Attorney General Asks for USDOT Investigation of Frontier

Airline’s flight change and cancellation policies have been deceptive and unfair, letter says

Frontier Airplane

Colorado Attorney General Phil Weiser announced Aug. 1 he has requested the Department of Transportation investigate Frontier Airlines for how it has handled flight changes, cancellations and refunds during the pandemic. In a letter to Transportation Secretary Elaine Chao, Weiser claims the company’s approach to flight changes and cancellations has been deceptive and unfair. He asks Chao to use federal enforcement authority to stop Frontier’s practices and seek civil penalties where the agency deems necessary. The Department of Transportation has authority to seek civil penalties for unfair and deceptive practices up to $2,500 per violation, according to the letter.


Weiser’s letter states that since March, his office has received more than 100 complaints against Frontier originating from Colorado and 29 other states. Weiser believes Frontier has violated federal consumer protections in aviation. 

According to the letter, the Department of Transportation defines unfair or deceptive practices as those that will likely cause harm to consumers, that consumers can’t reasonably avoid and don’t have benefits to consumers or competition that outweigh the harm. 

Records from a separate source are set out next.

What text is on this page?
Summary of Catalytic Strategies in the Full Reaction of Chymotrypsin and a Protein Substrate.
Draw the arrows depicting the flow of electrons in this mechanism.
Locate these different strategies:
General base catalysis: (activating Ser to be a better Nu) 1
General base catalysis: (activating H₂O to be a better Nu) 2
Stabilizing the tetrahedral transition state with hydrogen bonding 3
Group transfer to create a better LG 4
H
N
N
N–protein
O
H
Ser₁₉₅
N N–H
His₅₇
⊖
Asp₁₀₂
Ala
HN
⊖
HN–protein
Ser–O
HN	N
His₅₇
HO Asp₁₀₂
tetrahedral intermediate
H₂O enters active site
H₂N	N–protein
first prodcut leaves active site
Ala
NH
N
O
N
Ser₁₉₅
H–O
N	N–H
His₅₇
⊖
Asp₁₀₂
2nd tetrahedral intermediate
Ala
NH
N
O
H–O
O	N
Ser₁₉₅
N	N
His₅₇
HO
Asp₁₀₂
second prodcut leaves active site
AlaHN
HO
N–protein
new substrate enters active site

“The law requires airlines like Frontier to treat consumers fairly and honestly. During the COVID-19 pandemic, we received more complaints about Frontier’s conduct — failing to honor its commitment to provide refunds — than any other company,” Weiser said in a news release. “By raising our concerns with USDOT and asking it to investigate and enforce the law, we are requesting a collaboration to protect consumers during this globally precarious time.”

Among the most common complaints, according to the letter, Frontier has not promptly refunded customers when required by law or when the company has promised refunds. The company’s customer service has also not given customers a way to resolve problems within a reasonable time, Frontier did not disclose important details of its flight credit policy and consumers have been unable to redeem flight credits promptly. 

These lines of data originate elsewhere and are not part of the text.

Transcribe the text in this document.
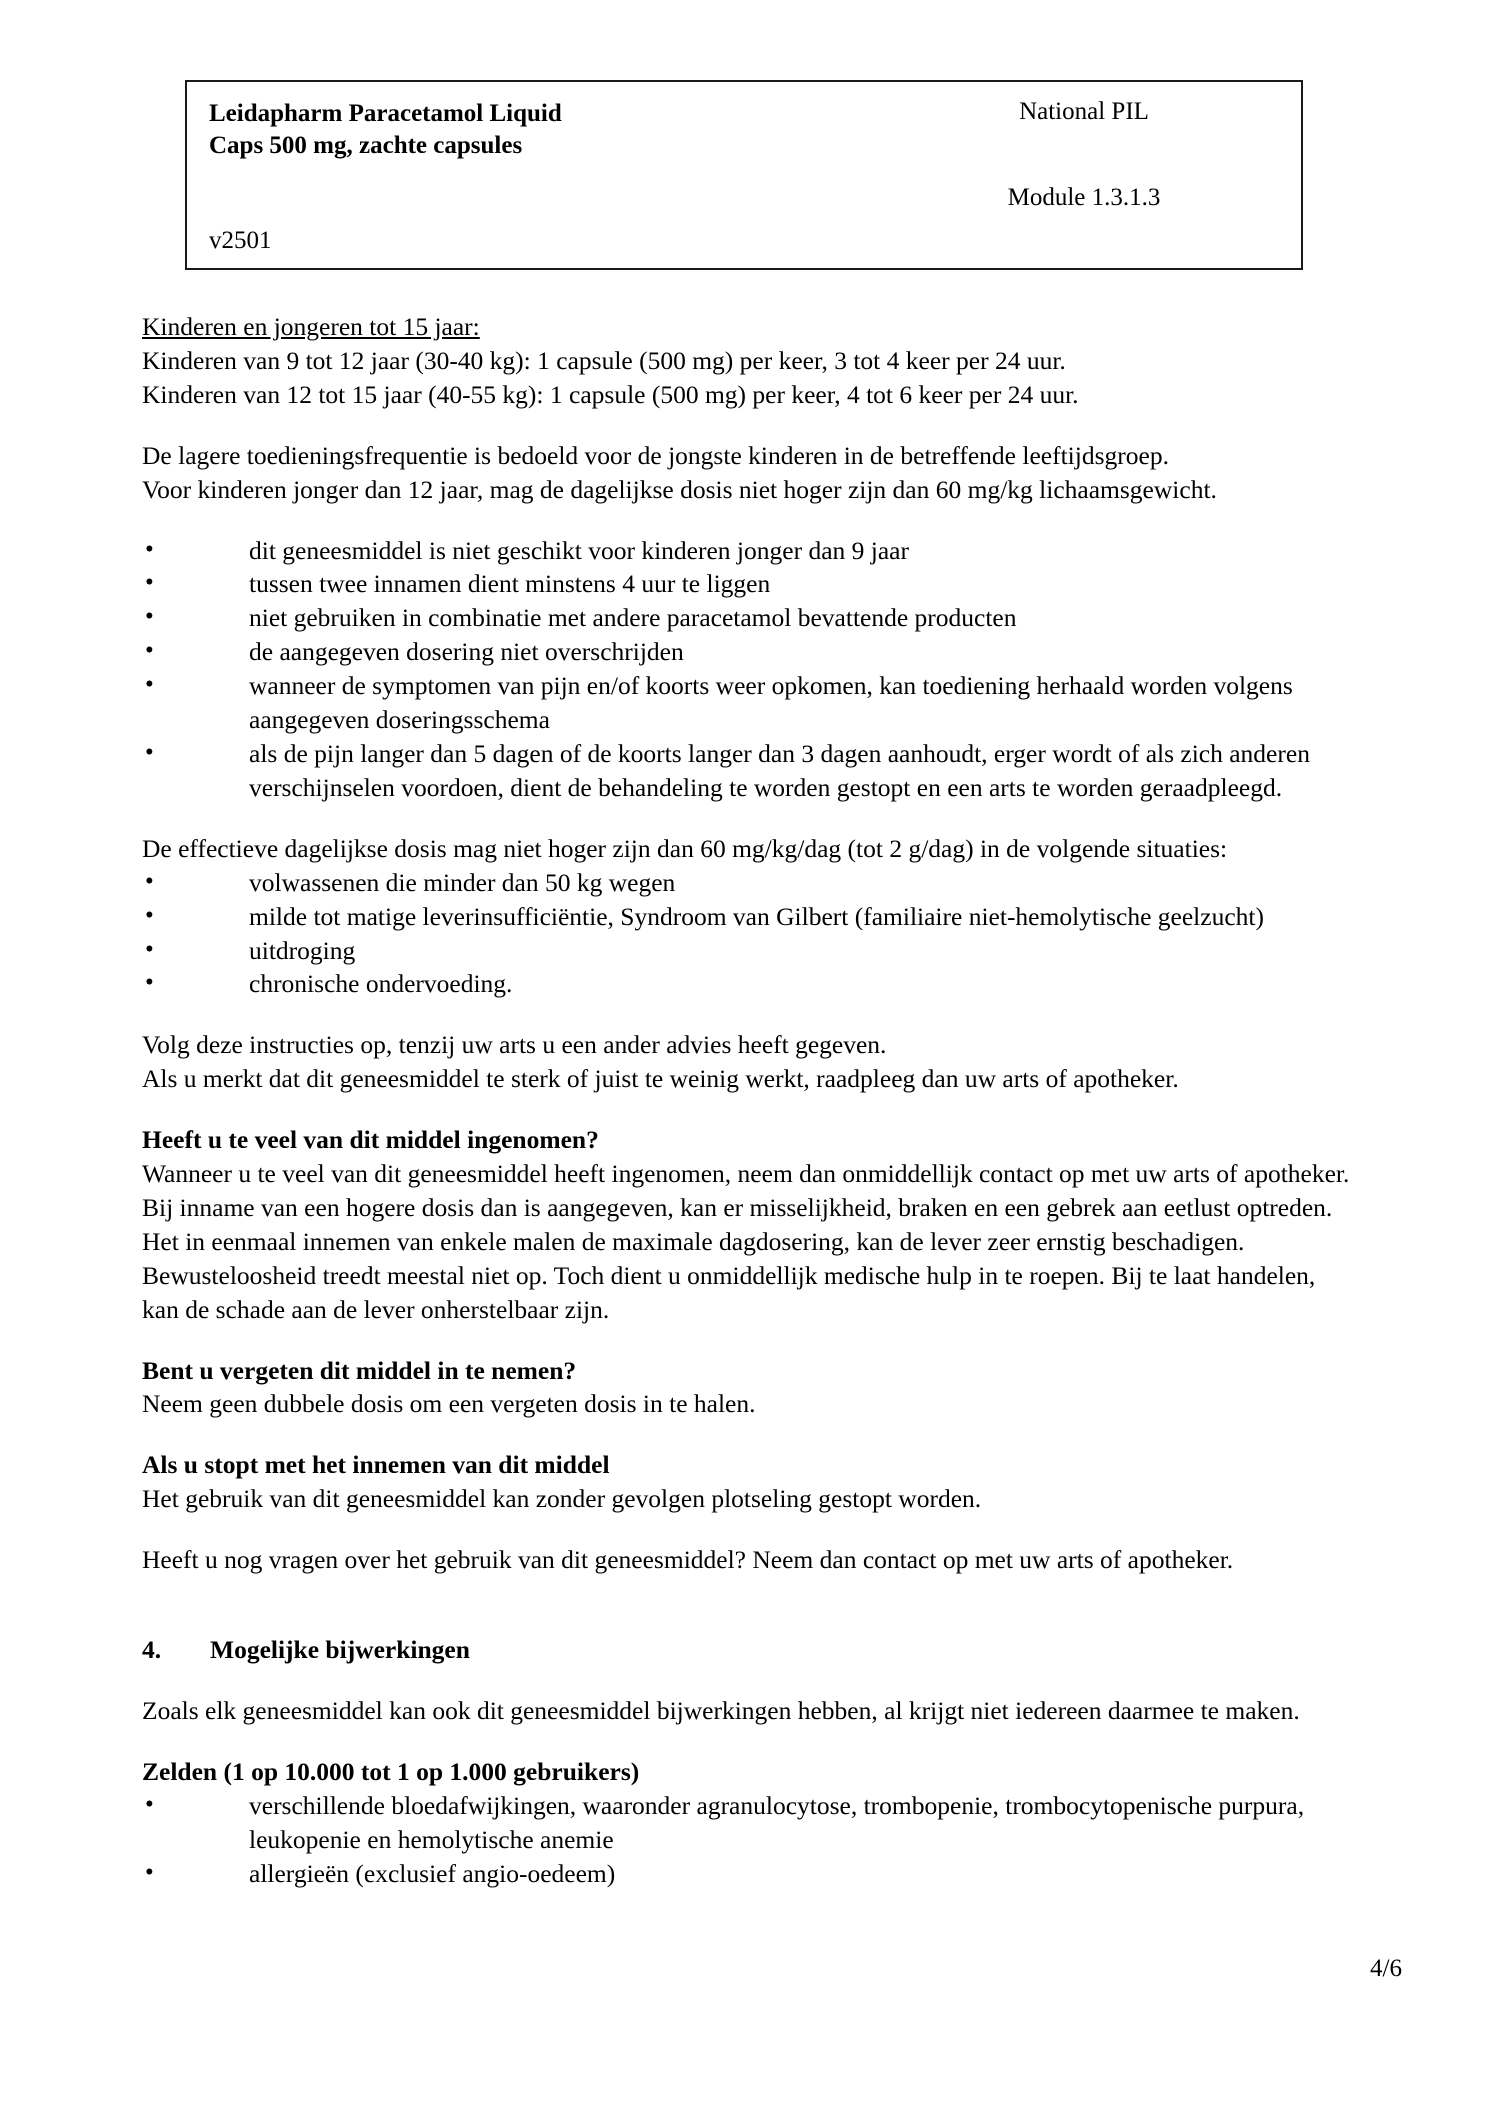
Leidapharm Paracetamol Liquid
Caps 500 mg, zachte capsules
v2501
National PIL
Module 1.3.1.3
Kinderen en jongeren tot 15 jaar:

Kinderen van 9 tot 12 jaar (30-40 kg): 1 capsule (500 mg) per keer, 3 tot 4 keer per 24 uur.

Kinderen van 12 tot 15 jaar (40-55 kg): 1 capsule (500 mg) per keer, 4 tot 6 keer per 24 uur.

De lagere toedieningsfrequentie is bedoeld voor de jongste kinderen in de betreffende leeftijdsgroep.

Voor kinderen jonger dan 12 jaar, mag de dagelijkse dosis niet hoger zijn dan 60 mg/kg lichaamsgewicht.

• dit geneesmiddel is niet geschikt voor kinderen jonger dan 9 jaar
• tussen twee innamen dient minstens 4 uur te liggen
• niet gebruiken in combinatie met andere paracetamol bevattende producten
• de aangegeven dosering niet overschrijden
• wanneer de symptomen van pijn en/of koorts weer opkomen, kan toediening herhaald worden volgens aangegeven doseringsschema
• als de pijn langer dan 5 dagen of de koorts langer dan 3 dagen aanhoudt, erger wordt of als zich anderen verschijnselen voordoen, dient de behandeling te worden gestopt en een arts te worden geraadpleegd.

De effectieve dagelijkse dosis mag niet hoger zijn dan 60 mg/kg/dag (tot 2 g/dag) in de volgende situaties:

• volwassenen die minder dan 50 kg wegen
• milde tot matige leverinsufficiëntie, Syndroom van Gilbert (familiaire niet-hemolytische geelzucht)
• uitdroging
• chronische ondervoeding.

Volg deze instructies op, tenzij uw arts u een ander advies heeft gegeven.

Als u merkt dat dit geneesmiddel te sterk of juist te weinig werkt, raadpleeg dan uw arts of apotheker.

Heeft u te veel van dit middel ingenomen?

Wanneer u te veel van dit geneesmiddel heeft ingenomen, neem dan onmiddellijk contact op met uw arts of apotheker. Bij inname van een hogere dosis dan is aangegeven, kan er misselijkheid, braken en een gebrek aan eetlust optreden. Het in eenmaal innemen van enkele malen de maximale dagdosering, kan de lever zeer ernstig beschadigen. Bewusteloosheid treedt meestal niet op. Toch dient u onmiddellijk medische hulp in te roepen. Bij te laat handelen, kan de schade aan de lever onherstelbaar zijn.

Bent u vergeten dit middel in te nemen?

Neem geen dubbele dosis om een vergeten dosis in te halen.

Als u stopt met het innemen van dit middel

Het gebruik van dit geneesmiddel kan zonder gevolgen plotseling gestopt worden.

Heeft u nog vragen over het gebruik van dit geneesmiddel? Neem dan contact op met uw arts of apotheker.

4.	Mogelijke bijwerkingen

Zoals elk geneesmiddel kan ook dit geneesmiddel bijwerkingen hebben, al krijgt niet iedereen daarmee te maken.

Zelden (1 op 10.000 tot 1 op 1.000 gebruikers)
• verschillende bloedafwijkingen, waaronder agranulocytose, trombopenie, trombocytopenische purpura, leukopenie en hemolytische anemie
• allergieën (exclusief angio-oedeem)
4/6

In particular, Weiser’s letter says, Frontier’s flight policy is to not compensate consumers for flight changes or delays from causes outside the company’s control. 

“This stance contravenes the USDOT position that the ‘longstanding obligation of carriers to provide refunds for flights that carriers cancel or significantly delay does not cease when the flight disruptions are outside of the carrier’s control,’” Weiser wrote, “And, therefore, ‘any contract of carriage provision or airline policy that purports to deny refunds to passengers when the carrier cancels a flight, makes a significant schedule change, or significantly delays a flight to be a violation of the carriers’ obligation that could subject the carrier to an enforcement action.’”

Frontier said in a statement to USA Today it has complied with department rules and regulations around cancellations, refunds and changes to flights. “Throughout the pandemic, Frontier Airlines has acted in good faith to care for our passengers compassionately and fairly,” it said in the statement.

During the pandemic, Frontier has issued flight credits to most customers cancelling their flights with a requirement to use the credits within 90 days. According to the letter, Weiser said consumers have reported Frontier has not clearly disclosed that its policy prevents them from using a flight credit for more than one booking, and so they forfeit remaining credit not used in a single booking. 

“These practices are particularly unfair when viewed in conjunction with Frontier’s refusal to extend the 90-day deadline for consumers to use their flight credits,” Weiser wrote. “Unlike other airlines, or other companies, Frontier has failed to treat consumers fairly or honestly — and took advantage of them during a public health emergency.”

Also according to Weiser’s letter, customers have reported instances of Frontier refusing to provide refunds after canceling or significantly changing flight schedules or denying refunds after promising to provide them in specific instances. The letter states some significant changes have included switching flights to different dates, from daytime to overnight and changing direct flights to those with layovers. 

According to the most recent air travel consumer report from the Department of Transportation, just American Airlines, Delta and United Airlines had more total complaints from consumers in May 2020. Frontier was also fourth in complaints received particularly related to refunds, according to the report.

Law Week has not found reports of state attorneys general outside Colorado who have made similar requests for investigation of Frontier.